The important thing you need to assess is how critical is it that clients receive fresh data.

You can imagine that for a real time service it would be better to provide a timeout immediately rather than providing stale data.

HN is an example of a near on-line site where some delay is perfectly acceptable. No one cares that they're receiving a 2 second old page, it's better for the site users to reveive old data fast rather than new data slow.

If you use nginx the following commands would help out significantly (if I remember them correctly)

proxy_cache_use_stale updating proxy_cache_lock on proxy_cache_lock_timeout 1s

This config allows nginx to fetch cache updates while serving clients and when fresh data is received from the upstream application server it'll use that immediately.

If that's wrong hopefully someone can correct the conf.

What you can do with a site like HN will be different than if you're a shopping getting DDoSed on Black Friday by a competitor.

You can put the whole of HN into read only mode if needed and it'll have no real impact; disallowing purchases on MyAmazonCompetitor.com would be catastrophic.

Literally only cache for 1 or 2 seconds at a time.

Lots of people use page caching to speed up their website, but that's a mistake, since caching means stale data on dynamic sites.

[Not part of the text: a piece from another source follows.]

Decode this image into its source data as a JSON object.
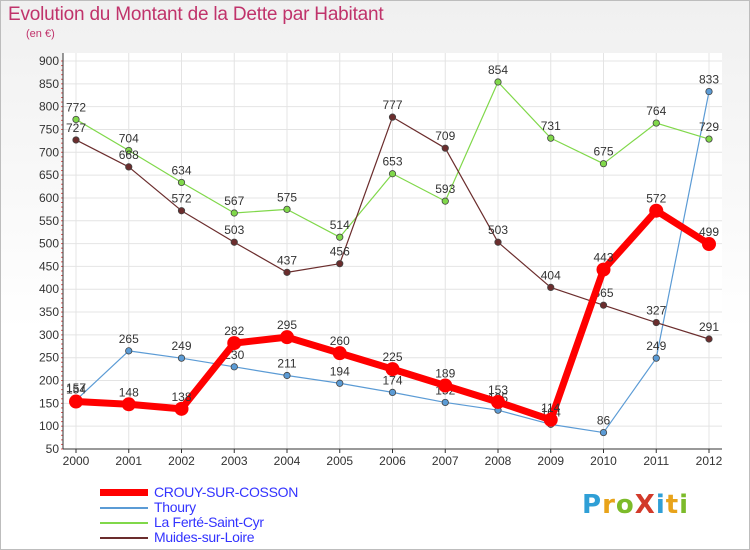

Caching should only be used to solve resource issues, not latency issues.

Your entire site should be fast already without caching. This comments page should only take a few milliseconds to generate. If it doesn't, then something's wrong with the database queries.

I will never understand how some sites take hundreds of milliseconds to generate a page.

Make your comments system a static site generator, so that each comment generates a static HTML page and you serve that statically. 4chan does this.
If you're getting more traffic than 1 request/s, it's less work to generate a static cached version on the cadence of ~1 second than to dynamically generate the content for each request.